September 5th, 2012 — Random thoughts
Every day we look out at the lovely Bay Bridge but also at the orangey brick building that once housed Hills Bros Coffee. Haven’t tried the coffee myself, not sure I’d like it, but I do like the building
Then last week got this photo from Father! They were visiting a friend who brought this tin out of the cupboard when they asked for coffee – apparently a friend of hers 40 years ago visiting San Francisco brought her back ‘some decent coffee from San Francisco’ and she’s been using the tin all these years!
July 29th, 2012 — Random thoughts
Sometimes I find I have a few hours to myself and I always think of how productive I can be – there’s always a load of work to catch up on, a list of other non-work-related family jobs/paperwork to get done or a blog post (!) or practical Susie Homemaker stuff like baking or ironing. Then there’s all the stuff I could unexpectedly do with my time – phone call to a friend, a few hours at the shops, a walk, a movie. I’m no good just being at home not doing anything.
So I park up on the couch with my computer to work, that’s the one thing I always have to do which has got me to this place that if I don’t do it, I feel guilty. If I turn on the TV for company I always get so sucked in. I often just sit and stare at it. Doesn’t matter what’s on. Is this why so many people can spend so many hours a day watching rubbish? Or in my case watching stuff I seen before? I try to rationalize it with the reason that my brain and eyes are always taken up with work, that after months and months of constant work, a few hours in front of the TV is a huge rest. But then I feel guilty I’ve just watched TV for 2 hours and not done any work!
July 20th, 2012 — Random thoughts
I don’t really think of myself as a go with the flow type of person – too highly strung and definitely need to be in control, second guessing every situation so I’m not surprised. Recently I was watching a trailer at the movies when the voice-over guy said ‘there’s a moment when you know everything will change’ and that got me to thinking if I have any of those moments in my life. Moments I haven’t necessarily had control over. That bring about some kind of change. I think they’re different for everyone.

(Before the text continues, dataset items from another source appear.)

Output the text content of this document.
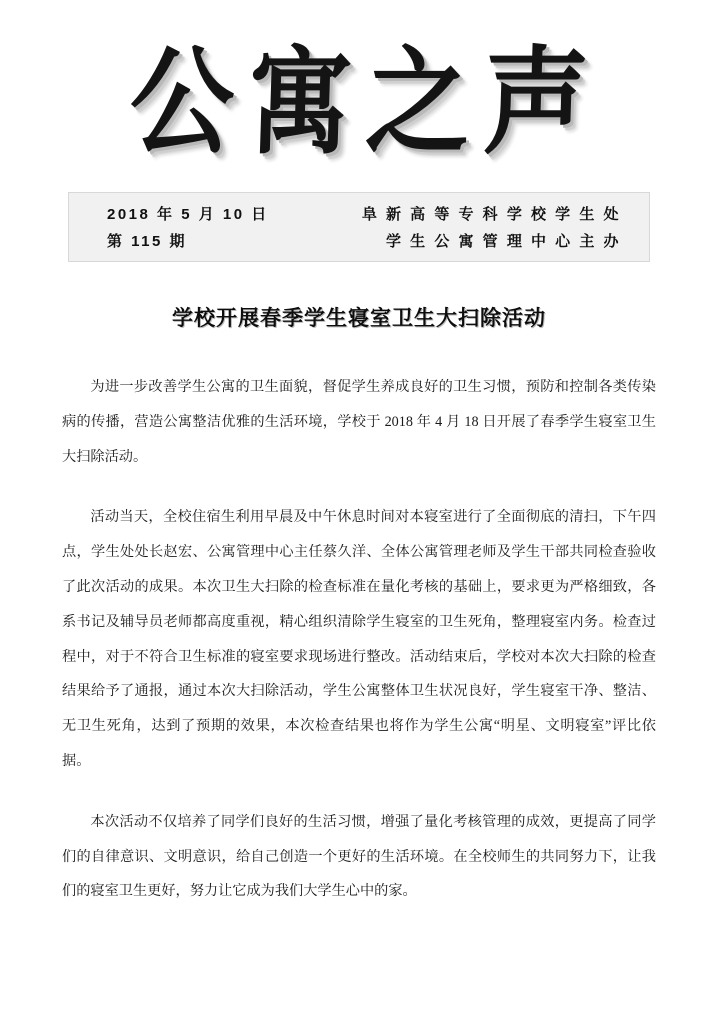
公寓之声
2018 年 5 月 10 日
第 115 期
阜 新 高 等 专 科 学 校 学 生 处
学 生 公 寓 管 理 中 心 主 办
学校开展春季学生寝室卫生大扫除活动

为进一步改善学生公寓的卫生面貌，督促学生养成良好的卫生习惯，预防和控制各类传染病的传播，营造公寓整洁优雅的生活环境，学校于 2018 年 4 月 18 日开展了春季学生寝室卫生大扫除活动。

活动当天，全校住宿生利用早晨及中午休息时间对本寝室进行了全面彻底的清扫，下午四点，学生处处长赵宏、公寓管理中心主任蔡久洋、全体公寓管理老师及学生干部共同检查验收了此次活动的成果。本次卫生大扫除的检查标准在量化考核的基础上，要求更为严格细致，各系书记及辅导员老师都高度重视，精心组织清除学生寝室的卫生死角，整理寝室内务。检查过程中，对于不符合卫生标准的寝室要求现场进行整改。活动结束后，学校对本次大扫除的检查结果给予了通报，通过本次大扫除活动，学生公寓整体卫生状况良好，学生寝室干净、整洁、无卫生死角，达到了预期的效果，本次检查结果也将作为学生公寓“明星、文明寝室”评比依据。

本次活动不仅培养了同学们良好的生活习惯，增强了量化考核管理的成效，更提高了同学们的自律意识、文明意识，给自己创造一个更好的生活环境。在全校师生的共同努力下，让我们的寝室卫生更好，努力让它成为我们大学生心中的家。
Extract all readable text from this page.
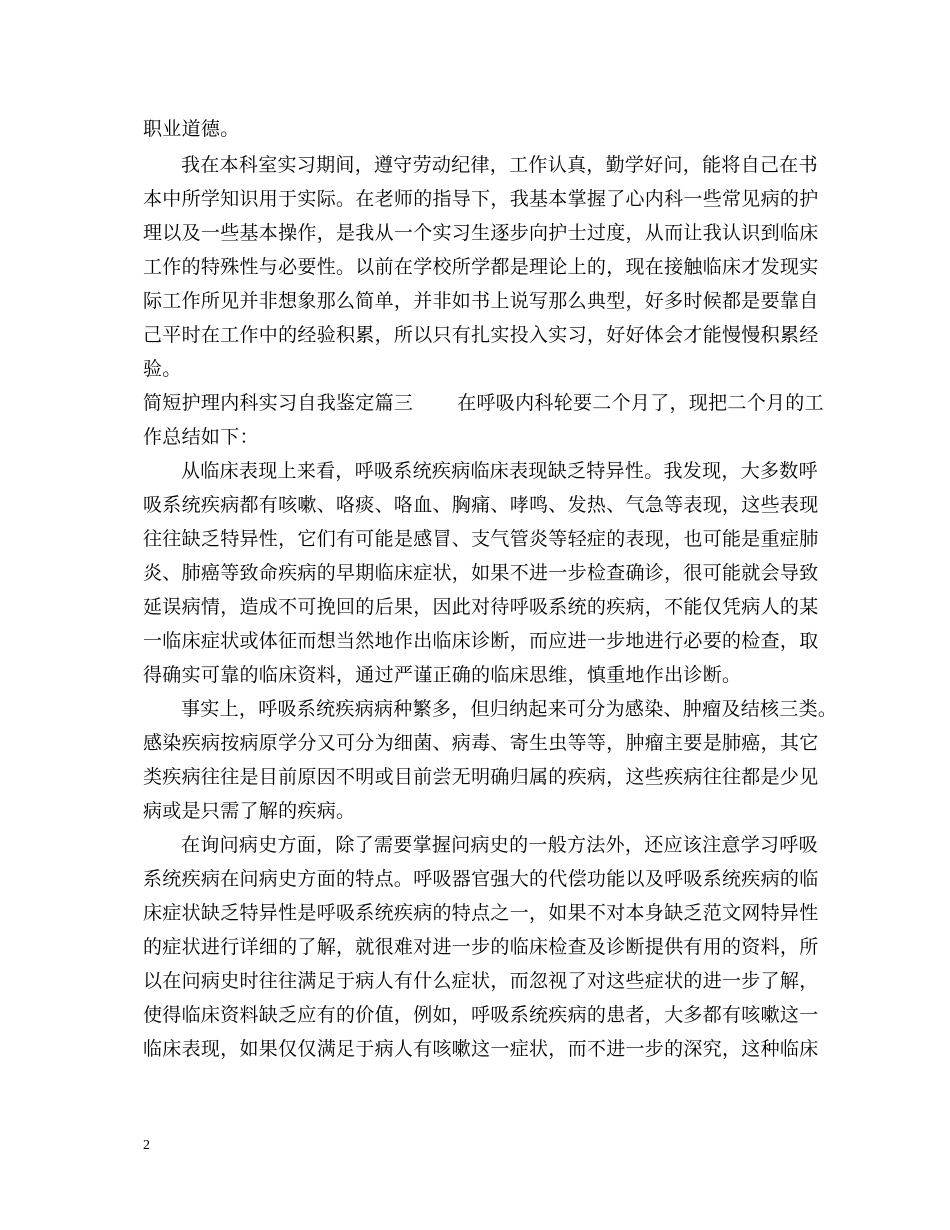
职业道德。
我在本科室实习期间，遵守劳动纪律，工作认真，勤学好问，能将自己在书
本中所学知识用于实际。在老师的指导下，我基本掌握了心内科一些常见病的护
理以及一些基本操作，是我从一个实习生逐步向护士过度，从而让我认识到临床
工作的特殊性与必要性。以前在学校所学都是理论上的，现在接触临床才发现实
际工作所见并非想象那么简单，并非如书上说写那么典型，好多时候都是要靠自
己平时在工作中的经验积累，所以只有扎实投入实习，好好体会才能慢慢积累经
验。
简短护理内科实习自我鉴定篇三 在呼吸内科轮要二个月了，现把二个月的工
作总结如下：
从临床表现上来看，呼吸系统疾病临床表现缺乏特异性。我发现，大多数呼
吸系统疾病都有咳嗽、咯痰、咯血、胸痛、哮鸣、发热、气急等表现，这些表现
往往缺乏特异性，它们有可能是感冒、支气管炎等轻症的表现，也可能是重症肺
炎、肺癌等致命疾病的早期临床症状，如果不进一步检查确诊，很可能就会导致
延误病情，造成不可挽回的后果，因此对待呼吸系统的疾病，不能仅凭病人的某
一临床症状或体征而想当然地作出临床诊断，而应进一步地进行必要的检查，取
得确实可靠的临床资料，通过严谨正确的临床思维，慎重地作出诊断。
事实上，呼吸系统疾病病种繁多，但归纳起来可分为感染、肿瘤及结核三类。
感染疾病按病原学分又可分为细菌、病毒、寄生虫等等，肿瘤主要是肺癌，其它
类疾病往往是目前原因不明或目前尝无明确归属的疾病，这些疾病往往都是少见
病或是只需了解的疾病。
在询问病史方面，除了需要掌握问病史的一般方法外，还应该注意学习呼吸
系统疾病在问病史方面的特点。呼吸器官强大的代偿功能以及呼吸系统疾病的临
床症状缺乏特异性是呼吸系统疾病的特点之一，如果不对本身缺乏范文网特异性
的症状进行详细的了解，就很难对进一步的临床检查及诊断提供有用的资料，所
以在问病史时往往满足于病人有什么症状，而忽视了对这些症状的进一步了解，
使得临床资料缺乏应有的价值，例如，呼吸系统疾病的患者，大多都有咳嗽这一
临床表现，如果仅仅满足于病人有咳嗽这一症状，而不进一步的深究，这种临床
2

So I’m trying to think of moments I’ve had when I knew everything would change, or even moments that define me, it’s actually quite hard. I remember lots of things big and small but those that bring change and have a profound effect on who I am and what I do?
- That moment I caught sight of my mother when I was in my early teens, crying to a family friend about how her life had turned out, I think then I realized that parents don’t necessarily have an easy time of it, that they’re human too.
- When I was being fitted for a bra in my 20′s and the sales assistant asked me if I was still feeding. If I didn’t already have self esteem issues, I now have them for life.
- When my cat got run over.
- When I opened the door one March evening and Craig was standing there in a suit, holding an orange rose, I knew he was my one true love.
- When I saw and felt my best friend take her last breath.
- When I learned and experienced that physical sickness can be brought on by stress – in my case a boss who played me.
- When I signed papers at the bank to take out a loan to put money in with 5 others to start Xero.
- When the night ended on my 40th birthday – I was with the one I love in the place I loved. I felt great that day, that things would be different – that I’d grown up and didn’t need to question and prove myself and be everything to everyone any more, that I’d made it. Nothing changed.